A literatura supõe um processo de leitura novo, cujo conjunto teórico, arcabouço dessa leitura, deve renovar-se a cada momento. Ela provoca, por isso, uma necessidade de ser interpretada, justamente, a partir de dados críticos e interpretativos, portanto, conceituais. De fato, como entender um processo de leitura que, nas palavras de Blanchot, se localiza “au dela ou en deçà de la comprehension”, “aquém ou além do ato da compreensão?” (1987, p. 205). Como entender o processo de leitura que a literatura desencadeia? Como encontrar para cada

texto o leitor esperado por ele, o leitor ideal? A ambivalência desta experiência pode ser de alguma forma clarificada pelas declarações do próprio Blanchot:

A leitura não faz nada, não acrescenta nada; deixa ser o que é; é liberdade, mas não liberdade que dá ou captura o ser, antes liberdade que acolhe, consente, diz sim, só pode dizer sim e, no espaço aberto por esse sim, deixa que se afirme a decisão perturbadora da obra, a afirmação de que esta é – e nada mais (1987, p. 202).

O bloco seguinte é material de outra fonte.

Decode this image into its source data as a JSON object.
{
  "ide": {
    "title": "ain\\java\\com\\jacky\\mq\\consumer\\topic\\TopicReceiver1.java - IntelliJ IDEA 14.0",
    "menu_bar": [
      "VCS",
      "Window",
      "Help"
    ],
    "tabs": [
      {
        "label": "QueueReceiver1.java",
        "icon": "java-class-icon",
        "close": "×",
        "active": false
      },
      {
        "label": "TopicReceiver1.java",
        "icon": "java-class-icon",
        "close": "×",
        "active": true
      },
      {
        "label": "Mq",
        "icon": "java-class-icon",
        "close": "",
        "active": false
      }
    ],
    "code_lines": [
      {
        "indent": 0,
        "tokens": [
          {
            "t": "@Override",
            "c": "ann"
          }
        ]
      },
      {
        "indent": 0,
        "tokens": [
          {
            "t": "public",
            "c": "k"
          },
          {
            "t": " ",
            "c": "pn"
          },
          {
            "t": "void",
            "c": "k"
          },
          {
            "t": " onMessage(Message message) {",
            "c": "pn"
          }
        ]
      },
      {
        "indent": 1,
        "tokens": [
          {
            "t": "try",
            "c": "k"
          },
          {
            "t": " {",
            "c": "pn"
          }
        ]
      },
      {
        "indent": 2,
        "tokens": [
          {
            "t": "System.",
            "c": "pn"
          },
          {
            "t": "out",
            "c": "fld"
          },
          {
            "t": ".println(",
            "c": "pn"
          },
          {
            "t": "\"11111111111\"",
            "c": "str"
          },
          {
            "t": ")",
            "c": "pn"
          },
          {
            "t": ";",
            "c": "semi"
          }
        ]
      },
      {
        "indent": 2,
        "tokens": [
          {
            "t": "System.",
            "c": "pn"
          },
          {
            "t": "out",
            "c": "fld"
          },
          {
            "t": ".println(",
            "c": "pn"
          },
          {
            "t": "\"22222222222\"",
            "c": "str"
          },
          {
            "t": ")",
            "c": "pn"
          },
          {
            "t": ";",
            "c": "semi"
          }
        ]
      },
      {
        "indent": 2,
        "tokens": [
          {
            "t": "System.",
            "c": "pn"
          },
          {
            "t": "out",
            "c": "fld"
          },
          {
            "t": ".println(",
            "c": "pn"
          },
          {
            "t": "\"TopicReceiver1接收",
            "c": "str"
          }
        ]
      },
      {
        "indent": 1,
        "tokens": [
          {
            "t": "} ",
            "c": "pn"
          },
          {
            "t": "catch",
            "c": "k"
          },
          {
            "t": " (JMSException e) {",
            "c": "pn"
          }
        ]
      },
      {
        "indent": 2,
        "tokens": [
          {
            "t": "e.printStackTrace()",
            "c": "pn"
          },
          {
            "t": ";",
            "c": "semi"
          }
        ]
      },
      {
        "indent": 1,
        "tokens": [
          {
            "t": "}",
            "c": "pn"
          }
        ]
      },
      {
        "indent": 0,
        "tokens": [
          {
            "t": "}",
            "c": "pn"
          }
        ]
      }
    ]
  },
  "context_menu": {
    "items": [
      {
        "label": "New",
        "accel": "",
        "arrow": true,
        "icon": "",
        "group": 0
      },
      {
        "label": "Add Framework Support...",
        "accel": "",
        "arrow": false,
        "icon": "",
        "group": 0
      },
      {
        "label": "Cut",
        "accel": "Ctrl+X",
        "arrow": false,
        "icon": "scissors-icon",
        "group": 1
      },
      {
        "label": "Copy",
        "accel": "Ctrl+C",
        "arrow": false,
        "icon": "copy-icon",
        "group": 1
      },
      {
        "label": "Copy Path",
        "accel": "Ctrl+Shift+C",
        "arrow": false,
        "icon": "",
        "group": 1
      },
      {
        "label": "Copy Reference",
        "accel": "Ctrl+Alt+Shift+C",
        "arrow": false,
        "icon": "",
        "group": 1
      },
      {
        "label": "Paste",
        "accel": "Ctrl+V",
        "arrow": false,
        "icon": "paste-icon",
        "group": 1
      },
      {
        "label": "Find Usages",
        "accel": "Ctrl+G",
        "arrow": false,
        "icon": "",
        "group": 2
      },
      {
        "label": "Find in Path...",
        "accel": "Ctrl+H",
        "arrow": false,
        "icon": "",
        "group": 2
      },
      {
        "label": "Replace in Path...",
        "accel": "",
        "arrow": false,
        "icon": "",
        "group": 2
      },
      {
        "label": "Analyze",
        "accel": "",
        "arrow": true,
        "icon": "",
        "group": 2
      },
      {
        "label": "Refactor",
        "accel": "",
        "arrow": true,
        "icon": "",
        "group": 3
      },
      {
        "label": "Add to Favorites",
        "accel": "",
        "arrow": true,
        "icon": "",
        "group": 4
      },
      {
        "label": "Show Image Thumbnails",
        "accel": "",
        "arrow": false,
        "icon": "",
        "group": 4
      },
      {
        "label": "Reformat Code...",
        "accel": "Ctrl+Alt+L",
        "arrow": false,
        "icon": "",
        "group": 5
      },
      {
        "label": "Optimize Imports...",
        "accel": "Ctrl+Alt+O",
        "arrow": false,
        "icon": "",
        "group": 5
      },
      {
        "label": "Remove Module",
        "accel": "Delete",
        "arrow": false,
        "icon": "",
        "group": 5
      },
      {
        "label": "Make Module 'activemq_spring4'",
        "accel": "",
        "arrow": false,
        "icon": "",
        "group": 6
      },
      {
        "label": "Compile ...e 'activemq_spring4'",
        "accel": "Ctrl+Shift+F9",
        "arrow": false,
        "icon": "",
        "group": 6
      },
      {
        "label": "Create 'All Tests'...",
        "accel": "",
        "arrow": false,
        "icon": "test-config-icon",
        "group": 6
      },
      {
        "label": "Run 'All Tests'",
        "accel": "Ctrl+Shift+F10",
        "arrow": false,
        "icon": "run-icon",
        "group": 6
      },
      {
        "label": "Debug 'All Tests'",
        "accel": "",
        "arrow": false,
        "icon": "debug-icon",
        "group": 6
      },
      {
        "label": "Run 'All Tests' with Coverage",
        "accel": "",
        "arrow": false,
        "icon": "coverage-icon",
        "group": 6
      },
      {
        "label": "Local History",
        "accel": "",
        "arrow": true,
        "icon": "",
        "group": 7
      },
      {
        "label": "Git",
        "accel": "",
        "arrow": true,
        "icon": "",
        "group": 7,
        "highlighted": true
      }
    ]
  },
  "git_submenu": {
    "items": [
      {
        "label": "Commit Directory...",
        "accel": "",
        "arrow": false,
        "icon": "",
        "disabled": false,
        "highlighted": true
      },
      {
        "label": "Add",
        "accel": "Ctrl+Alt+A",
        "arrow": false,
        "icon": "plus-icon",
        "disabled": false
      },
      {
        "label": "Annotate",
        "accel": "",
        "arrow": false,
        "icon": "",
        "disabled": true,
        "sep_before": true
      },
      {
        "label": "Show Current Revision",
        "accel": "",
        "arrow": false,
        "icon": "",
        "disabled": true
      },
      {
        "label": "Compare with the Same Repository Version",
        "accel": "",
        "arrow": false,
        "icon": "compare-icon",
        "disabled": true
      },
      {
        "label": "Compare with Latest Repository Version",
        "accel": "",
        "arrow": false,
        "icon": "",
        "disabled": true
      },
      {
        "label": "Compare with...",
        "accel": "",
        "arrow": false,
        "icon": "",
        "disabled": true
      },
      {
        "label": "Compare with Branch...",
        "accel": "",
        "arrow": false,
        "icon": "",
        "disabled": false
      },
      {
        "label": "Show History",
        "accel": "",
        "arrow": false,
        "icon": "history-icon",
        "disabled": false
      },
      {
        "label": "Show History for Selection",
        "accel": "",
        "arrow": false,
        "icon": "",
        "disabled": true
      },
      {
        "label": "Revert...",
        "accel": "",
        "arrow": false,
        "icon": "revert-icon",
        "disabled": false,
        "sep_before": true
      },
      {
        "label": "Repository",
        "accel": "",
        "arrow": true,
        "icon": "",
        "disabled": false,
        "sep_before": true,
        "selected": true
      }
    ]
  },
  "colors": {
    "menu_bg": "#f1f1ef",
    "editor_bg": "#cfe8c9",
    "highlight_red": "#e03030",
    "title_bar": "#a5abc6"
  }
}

Esse encontro silencioso e passivo com a obra parece ser o exato oposto daquilo a que geralmente chamamos interpretação. Difere completamente das polaridades sujeito-objeto implicadas na observação objetiva. Não é dado à obra literária qualquer estatuto objetivo; não tem existência para além da que é constituída pelo ato interior da leitura. Tão pouco lidamos aqui com um chamado ato intersubjetivo ou interpessoal, em que dois sujeitos se empenham num diálogo autoclassificador. Seria mais exato dizer que as duas subjetividades implicadas, a do autor e a do leitor, cooperam no sentido de fazer a outra esquecer a sua identidade própria, e os sujeitos se destroem mutuamente. Blanchot espera de nós que compreendamos o ato da leitura nos termos da obra e não nos termos de um sujeito constitutivo, apesar de cuidadosamente evitar dar à obra um estatuto objetivo. Quer que o leitor “tome a obra por aquilo que é e assim a desembarace de qualquer autor…” (1987, p. 202). A obra tem relação íntima com os sujeitos que estão dos dois lados dela: o autor e o leitor, mas, para Blanchot, é importante que ela se desembarace desses sujeitos. Segue-se que seria absurdo alegar que pela leitura “acrescentamos” qualquer coisa, visto que um tal acréscimo, quer fosse sob a forma de explicação, de juízo ou de opinião, só nos afastaria mais do ponto central do texto. Só podemos ficar sob o fascínio do texto se o deixarmos continuar a ser aquilo que é. Este ato aparentemente passivo, este “nada” que, pela leitura, não devemos acrescentar à obra, é a própria definição de uma linguagem essencialmente interpretativa. Designa um modo positivo de tratar o texto, visível na ênfase positiva que caracteriza a descrição do ato de leitura. A vontade de deixar uma obra ser exatamente aquilo que é requer uma vigilância incansável e ativa. No caso da leitura do Ensaio sobre a cegueira implica mesmo em agir de forma oposta à ação do autor e do narrador que o autor constitui.